Market observers have been associating the positive momentum on Bursa Malaysia with the strong return in retail investors, evidenced by their increased share in daily trading values in May, which rose to 36% as compared to the average in the past five years of 20.6%, according to CGS-CIMB.
Bursa Malaysia statistics showed that retail investors have been net buyers of the equity market by RM5.9bil from Jan 1 to June 18.
This is about 62% of the total net buying by local institutions of RM9.5bil for the same period, which helped to offset the net outflow from foreign investors totaling RM15.4bil.
The FBM KLCI closed at 1,502.63 points yesterday, which compared with the low of 1,219.72 points three months ago: a 23.19% jump.
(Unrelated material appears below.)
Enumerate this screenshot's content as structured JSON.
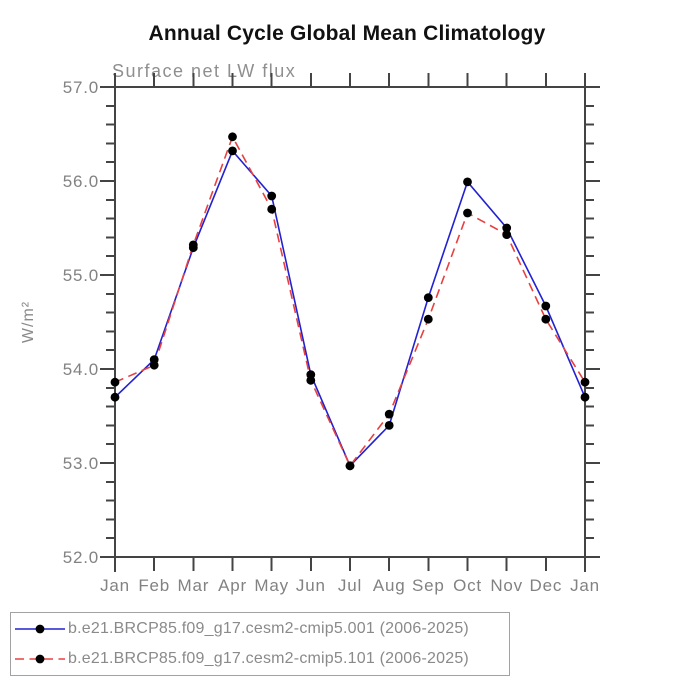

Observers are saying that the market may be running ahead of its fundamentals.
RHB Investment Bank regional equity research head Alexander Chia said the market is a reflection of forward and future expectations and with things expected to improve, the market is actually trying to price this on.
“The entire 2020 results are irrelevant because where the market is right now is already looking forward. People are saying there’s a real disconnect between the market and the economy but the market is trying to price in future expectations as far as six to nine months ahead.
“Of course, the fundamentals, earnings, and valuation will catch up at some point, ” he said. To position themselves going into 2021, Chia said investors need to start looking at stocks that will benefit from the uptrend such as commodities, banks, consumer, plantation, and technology, which are common sectors that will perform in an economy that does well.
As markets start to bubble with optimism, there are greenshoots of caution that are emerging. Schroders research and analytics head Duncan Lamont said in a note that while some stock markets have staged remarkable comebacks since the precipitous fall of March, it did not mean that investors were already out of the woods.
He conducted some in-depth research which revealed that “false dawns” were an unfortunately uncommon occurrence.
This is when markets rebound after steep falls, only to subsequently fall further than the original lows.
Meanwhile, CGS-CIMB also pointed out that there is a rising popularity of roboadvisors among retail investors.
GAX MD Sdn Bhd managing director and chief executive officer Ronnie Tan said there has been a healthy growth of between 23% and 25% month-on-month in its assets under management for its digital investment management service MyTheo.
“There have been redemptions but it is not much. In fact, we see more investors opening accounts with us.
“If you have money, don’t invest the whole lump sum in just one place. Stagger it.
“A roboadvisor for example, is a long term investment and it has no bias or human emotions involved and it does not time the market, ” he said.